C’était un début prometteur et bien mené. Les premières pages des Plis de la terre nous plongent excellemment dans le deuil de Maya, puis dans l’entrelacs de personnages qui repeuplent peu à peu sa vie dévastée. Parmi eux, certains se détachent, semblent prendre en main l’intrigue, chacun avec leur objectif propre. Charu la petite paysanne qui apprend à lire et à écrire avec Maya pour répondre aux lettres de son amoureux Kundan Singh parti à Delhi, Ama, sa grand-mère, commère du village qui cherche à la marier, Puran, son oncle attardé mental qui a un don avec les animaux, Veer, le neveu énigmatique de Diwan Sahib, guide de haute montagne, qui apparaît et disparaît sans prévenir, dont nul ne connaît les motivations, qui aura une brève liaison avec Maya… Ou encore Mme Wilson, la directrice de l’école de Maya qui cherche à faire triompher le christianisme et l’éducation bien pensante face à l’hindouisme et l’ignorance.
Le fil d’intrigue de chacun des personnages pourrait être porteur de sens, d’énergie, de développement pour Les plis de la terre. Mais ils s’enchevêtrent, se tordent, se diluent et finalement se désagrègent tous. Seule Charu parvient à apprendre (péniblement) ses lettres, puis à rejoindre Kundan et à se marier, mais il n’est fait nulle mention de ses retrouvailles ni de son mariage ; on les apprend plus tard comme un fait accompli. Ama échoue donc à la marier comme elle le voulait. Maya, après avoir cru se reconstruire, voit sa nouvelle vie atomisée par la mort de Diwan Sahib qui lui enlève son logement, et la découverte du rôle qu’a joué Veer dans la mort de son mari. Cette révélation, pour surprenante qu’elle est, arrive comme un cheveu sur la soupe après toute une cascade d’événements qui arrive ramassée à la fin du livre, après plusieurs dizaines de pages où il ne se passe pas grand-chose.
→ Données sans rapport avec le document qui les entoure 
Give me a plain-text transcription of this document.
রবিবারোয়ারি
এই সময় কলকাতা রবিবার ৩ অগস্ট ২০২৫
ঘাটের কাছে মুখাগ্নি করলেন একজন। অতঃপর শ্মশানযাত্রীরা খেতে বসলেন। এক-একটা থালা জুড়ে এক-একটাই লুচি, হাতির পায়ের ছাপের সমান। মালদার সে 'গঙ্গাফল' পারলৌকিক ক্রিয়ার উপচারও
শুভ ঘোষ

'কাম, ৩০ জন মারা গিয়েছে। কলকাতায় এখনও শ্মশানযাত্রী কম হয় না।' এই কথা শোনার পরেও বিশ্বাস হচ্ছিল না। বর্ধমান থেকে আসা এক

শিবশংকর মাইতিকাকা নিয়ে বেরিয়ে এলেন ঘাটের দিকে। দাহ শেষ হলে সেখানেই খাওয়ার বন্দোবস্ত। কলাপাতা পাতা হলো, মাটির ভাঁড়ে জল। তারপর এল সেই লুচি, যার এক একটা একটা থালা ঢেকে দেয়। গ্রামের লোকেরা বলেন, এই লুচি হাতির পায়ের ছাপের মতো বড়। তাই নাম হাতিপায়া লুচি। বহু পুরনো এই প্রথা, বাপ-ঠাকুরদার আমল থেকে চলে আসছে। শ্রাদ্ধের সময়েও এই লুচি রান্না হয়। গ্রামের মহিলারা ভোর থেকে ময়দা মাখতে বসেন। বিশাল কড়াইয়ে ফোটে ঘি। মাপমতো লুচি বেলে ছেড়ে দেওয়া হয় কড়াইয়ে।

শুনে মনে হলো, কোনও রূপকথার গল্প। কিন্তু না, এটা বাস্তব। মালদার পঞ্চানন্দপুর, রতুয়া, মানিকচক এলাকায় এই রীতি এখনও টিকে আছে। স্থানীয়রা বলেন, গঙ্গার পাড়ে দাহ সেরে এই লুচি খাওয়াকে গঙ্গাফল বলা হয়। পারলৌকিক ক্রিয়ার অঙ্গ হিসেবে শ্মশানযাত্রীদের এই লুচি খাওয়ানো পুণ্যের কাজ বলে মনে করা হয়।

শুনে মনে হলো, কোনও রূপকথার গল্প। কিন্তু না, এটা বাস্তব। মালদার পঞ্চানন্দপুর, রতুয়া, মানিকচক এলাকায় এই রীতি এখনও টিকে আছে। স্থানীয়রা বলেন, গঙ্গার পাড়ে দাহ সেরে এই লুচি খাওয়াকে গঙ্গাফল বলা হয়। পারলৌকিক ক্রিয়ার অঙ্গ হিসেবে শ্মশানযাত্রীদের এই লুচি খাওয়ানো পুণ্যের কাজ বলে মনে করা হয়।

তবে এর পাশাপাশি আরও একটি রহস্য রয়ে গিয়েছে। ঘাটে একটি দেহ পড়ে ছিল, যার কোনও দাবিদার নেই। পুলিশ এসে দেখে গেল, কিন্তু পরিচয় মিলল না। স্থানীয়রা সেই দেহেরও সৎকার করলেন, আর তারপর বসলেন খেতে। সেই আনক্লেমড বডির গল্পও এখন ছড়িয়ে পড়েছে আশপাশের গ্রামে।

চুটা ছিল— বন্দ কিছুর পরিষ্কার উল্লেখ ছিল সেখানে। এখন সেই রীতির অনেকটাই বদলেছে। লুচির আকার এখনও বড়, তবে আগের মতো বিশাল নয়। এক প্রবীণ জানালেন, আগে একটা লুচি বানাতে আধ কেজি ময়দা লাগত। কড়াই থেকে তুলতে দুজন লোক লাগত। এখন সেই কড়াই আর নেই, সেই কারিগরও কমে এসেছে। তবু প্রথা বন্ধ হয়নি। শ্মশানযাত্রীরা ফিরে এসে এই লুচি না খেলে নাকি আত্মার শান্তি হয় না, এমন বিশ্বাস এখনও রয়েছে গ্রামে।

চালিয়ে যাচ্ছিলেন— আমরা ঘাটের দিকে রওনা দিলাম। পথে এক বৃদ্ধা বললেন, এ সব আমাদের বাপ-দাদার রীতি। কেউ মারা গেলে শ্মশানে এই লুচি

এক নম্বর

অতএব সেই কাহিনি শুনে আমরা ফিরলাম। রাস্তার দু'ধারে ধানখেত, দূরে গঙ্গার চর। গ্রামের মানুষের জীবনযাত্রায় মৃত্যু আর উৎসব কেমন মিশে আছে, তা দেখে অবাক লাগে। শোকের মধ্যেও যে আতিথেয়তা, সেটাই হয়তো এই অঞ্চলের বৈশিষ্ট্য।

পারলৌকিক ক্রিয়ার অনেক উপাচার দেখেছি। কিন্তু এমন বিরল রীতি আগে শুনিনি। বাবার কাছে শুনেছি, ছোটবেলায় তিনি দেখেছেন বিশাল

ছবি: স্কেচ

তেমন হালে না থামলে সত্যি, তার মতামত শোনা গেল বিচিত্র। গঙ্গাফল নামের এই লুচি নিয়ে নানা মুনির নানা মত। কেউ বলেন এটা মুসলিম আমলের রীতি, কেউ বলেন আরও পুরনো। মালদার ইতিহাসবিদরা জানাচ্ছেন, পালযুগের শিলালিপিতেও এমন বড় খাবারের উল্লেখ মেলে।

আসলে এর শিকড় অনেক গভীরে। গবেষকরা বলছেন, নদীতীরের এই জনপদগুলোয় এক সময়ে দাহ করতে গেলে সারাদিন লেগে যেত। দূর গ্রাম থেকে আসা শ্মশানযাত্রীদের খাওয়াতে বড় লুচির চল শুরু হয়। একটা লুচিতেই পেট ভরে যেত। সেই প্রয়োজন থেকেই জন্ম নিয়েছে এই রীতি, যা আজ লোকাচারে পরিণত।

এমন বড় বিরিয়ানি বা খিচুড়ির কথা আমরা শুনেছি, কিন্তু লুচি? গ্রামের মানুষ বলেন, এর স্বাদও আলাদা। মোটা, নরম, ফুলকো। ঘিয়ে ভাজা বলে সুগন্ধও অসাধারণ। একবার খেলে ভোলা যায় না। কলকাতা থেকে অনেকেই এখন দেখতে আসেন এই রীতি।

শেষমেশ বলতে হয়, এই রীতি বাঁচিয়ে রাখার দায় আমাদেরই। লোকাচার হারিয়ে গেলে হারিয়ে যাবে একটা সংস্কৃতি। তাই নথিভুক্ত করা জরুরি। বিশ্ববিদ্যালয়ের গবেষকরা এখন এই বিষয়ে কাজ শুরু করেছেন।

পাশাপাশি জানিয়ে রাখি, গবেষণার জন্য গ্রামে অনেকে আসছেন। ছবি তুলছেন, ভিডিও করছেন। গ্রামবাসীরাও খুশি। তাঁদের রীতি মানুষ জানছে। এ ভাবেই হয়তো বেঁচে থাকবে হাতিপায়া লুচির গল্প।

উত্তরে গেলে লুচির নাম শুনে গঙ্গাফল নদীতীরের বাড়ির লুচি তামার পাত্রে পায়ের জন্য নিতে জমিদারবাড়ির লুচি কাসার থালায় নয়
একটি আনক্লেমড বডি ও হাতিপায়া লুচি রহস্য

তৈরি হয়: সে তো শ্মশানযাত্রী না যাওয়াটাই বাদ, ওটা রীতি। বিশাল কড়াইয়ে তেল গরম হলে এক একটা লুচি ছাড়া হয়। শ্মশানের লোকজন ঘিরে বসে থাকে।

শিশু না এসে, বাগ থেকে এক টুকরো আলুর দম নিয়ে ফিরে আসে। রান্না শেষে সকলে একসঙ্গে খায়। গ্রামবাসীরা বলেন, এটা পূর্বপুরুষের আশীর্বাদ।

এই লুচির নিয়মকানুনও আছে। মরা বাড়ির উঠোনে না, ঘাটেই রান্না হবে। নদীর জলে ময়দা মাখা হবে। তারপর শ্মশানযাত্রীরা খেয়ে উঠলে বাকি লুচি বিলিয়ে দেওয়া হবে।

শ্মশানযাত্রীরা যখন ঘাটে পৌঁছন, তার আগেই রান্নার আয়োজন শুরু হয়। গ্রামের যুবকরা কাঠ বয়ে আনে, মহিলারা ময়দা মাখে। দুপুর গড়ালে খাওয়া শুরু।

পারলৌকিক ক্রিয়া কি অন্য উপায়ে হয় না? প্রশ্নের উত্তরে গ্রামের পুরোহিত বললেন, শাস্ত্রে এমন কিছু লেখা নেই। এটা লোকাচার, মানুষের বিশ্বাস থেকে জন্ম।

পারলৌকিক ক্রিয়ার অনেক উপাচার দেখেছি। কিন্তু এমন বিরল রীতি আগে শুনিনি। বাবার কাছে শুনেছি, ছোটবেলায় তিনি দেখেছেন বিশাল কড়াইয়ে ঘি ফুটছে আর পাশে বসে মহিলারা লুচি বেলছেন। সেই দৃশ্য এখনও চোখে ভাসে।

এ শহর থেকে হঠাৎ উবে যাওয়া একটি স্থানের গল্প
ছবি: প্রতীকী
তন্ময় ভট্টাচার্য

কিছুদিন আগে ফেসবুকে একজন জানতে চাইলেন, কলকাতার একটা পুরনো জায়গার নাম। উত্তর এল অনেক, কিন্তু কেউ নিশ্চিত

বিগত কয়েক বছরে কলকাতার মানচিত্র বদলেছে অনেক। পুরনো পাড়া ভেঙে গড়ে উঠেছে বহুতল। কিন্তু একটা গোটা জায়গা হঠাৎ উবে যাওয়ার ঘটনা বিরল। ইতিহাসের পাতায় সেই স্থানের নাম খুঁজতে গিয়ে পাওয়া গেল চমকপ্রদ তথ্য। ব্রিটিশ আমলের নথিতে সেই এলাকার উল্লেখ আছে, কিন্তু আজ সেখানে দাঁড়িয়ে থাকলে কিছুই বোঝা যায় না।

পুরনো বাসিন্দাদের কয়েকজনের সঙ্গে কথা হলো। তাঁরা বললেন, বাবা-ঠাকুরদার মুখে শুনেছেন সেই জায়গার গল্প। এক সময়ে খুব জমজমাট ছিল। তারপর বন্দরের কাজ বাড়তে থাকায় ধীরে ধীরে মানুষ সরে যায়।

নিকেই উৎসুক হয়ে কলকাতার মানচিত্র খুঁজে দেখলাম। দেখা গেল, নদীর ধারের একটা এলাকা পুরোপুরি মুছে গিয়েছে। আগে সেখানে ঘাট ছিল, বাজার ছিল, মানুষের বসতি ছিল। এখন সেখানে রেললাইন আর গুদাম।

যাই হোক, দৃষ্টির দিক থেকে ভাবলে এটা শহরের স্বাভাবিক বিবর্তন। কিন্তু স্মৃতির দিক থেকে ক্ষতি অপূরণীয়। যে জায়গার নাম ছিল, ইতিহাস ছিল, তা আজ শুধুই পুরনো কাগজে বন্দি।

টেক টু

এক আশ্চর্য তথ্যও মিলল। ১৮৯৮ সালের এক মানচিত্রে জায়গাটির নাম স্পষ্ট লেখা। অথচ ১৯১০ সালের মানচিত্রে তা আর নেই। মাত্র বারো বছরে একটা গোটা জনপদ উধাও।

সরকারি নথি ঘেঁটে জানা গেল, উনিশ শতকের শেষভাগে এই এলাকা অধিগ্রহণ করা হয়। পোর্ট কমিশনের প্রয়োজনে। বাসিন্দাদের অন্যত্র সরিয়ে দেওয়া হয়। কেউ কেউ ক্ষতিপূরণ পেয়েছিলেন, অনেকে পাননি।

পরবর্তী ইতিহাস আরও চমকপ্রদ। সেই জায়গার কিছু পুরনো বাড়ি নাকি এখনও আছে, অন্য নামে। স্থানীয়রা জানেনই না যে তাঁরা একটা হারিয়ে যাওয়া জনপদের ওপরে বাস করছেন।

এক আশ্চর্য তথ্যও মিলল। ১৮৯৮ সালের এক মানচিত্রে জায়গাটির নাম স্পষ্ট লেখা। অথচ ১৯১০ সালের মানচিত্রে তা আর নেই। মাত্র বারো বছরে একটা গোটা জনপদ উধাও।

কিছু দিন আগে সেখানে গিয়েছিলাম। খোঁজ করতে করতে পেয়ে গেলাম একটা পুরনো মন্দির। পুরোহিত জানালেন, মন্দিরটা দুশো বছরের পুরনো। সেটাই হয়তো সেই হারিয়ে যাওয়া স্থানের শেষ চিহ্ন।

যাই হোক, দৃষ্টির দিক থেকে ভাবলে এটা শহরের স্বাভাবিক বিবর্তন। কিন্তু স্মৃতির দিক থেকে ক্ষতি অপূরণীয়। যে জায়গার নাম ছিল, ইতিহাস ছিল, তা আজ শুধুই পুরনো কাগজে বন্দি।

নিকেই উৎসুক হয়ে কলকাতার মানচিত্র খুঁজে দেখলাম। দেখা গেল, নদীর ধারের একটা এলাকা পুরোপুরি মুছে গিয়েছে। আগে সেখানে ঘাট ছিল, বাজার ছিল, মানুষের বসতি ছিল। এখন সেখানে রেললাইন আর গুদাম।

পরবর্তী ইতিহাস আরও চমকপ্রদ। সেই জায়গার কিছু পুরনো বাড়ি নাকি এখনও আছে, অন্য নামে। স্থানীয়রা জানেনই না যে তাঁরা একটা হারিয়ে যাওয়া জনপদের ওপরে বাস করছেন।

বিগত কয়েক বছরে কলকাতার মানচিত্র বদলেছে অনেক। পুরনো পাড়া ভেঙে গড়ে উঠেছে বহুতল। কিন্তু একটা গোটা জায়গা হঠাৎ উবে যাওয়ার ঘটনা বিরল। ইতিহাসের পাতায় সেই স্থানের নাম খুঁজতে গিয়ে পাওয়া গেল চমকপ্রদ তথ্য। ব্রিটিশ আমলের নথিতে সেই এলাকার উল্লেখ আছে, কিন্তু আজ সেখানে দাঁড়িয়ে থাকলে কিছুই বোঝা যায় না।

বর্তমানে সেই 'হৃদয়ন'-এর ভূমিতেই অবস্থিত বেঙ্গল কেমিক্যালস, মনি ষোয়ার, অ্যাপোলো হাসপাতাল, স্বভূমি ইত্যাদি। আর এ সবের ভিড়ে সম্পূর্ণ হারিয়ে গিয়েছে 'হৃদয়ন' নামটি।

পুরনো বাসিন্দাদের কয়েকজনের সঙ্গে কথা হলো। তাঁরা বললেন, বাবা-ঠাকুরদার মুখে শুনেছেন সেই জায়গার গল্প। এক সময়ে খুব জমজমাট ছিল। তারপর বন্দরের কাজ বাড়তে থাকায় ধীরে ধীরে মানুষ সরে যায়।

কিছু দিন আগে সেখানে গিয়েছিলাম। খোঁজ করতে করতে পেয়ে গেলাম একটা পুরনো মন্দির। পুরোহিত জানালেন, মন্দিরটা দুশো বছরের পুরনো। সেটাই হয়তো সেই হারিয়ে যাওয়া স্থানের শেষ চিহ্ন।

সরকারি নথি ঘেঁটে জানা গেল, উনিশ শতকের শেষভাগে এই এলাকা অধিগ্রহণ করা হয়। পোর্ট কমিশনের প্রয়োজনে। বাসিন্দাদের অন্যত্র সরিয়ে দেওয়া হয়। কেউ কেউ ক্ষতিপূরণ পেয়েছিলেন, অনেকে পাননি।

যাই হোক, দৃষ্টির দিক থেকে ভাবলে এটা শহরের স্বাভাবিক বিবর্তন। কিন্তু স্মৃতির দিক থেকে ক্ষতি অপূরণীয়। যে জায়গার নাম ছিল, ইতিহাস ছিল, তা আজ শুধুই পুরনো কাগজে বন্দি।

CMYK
Cette inégalité du rythme et ce manque de souffle des intrigues annexes, qui déboussolent et perdent le lecteur dans leurs méandres, sont ce qui plombe Les plis de la terre. Ce qui sauve toutefois le roman, c’est le portrait vivant et pittoresque que dessine Anuradha Roy de cette région de l’Inde, aux paysages grandioses malgré la misère de ses habitants, écologiquement menacée par les velléités de grandeur de ses dirigeants, traversée d’oppositions politiques et religieuses et encore en plein passage, pénible et ardu, de la tradition à la modernité. Ce conflit s’incarne en particulier dans le conflit entre Ama et Charu, puisque la grand-mère veut marier sa petite-fille selon la tradition avec un homme de la région plus âgé qu’elle, tandis que cette dernière s’enfuit pour se marier avec son jeune amoureux à Delhi, avant de partir à Singapour, et par la relation tumultueuse bien qu’affectueuse, qui s’orchestre entre Maya et Diwan Sahib.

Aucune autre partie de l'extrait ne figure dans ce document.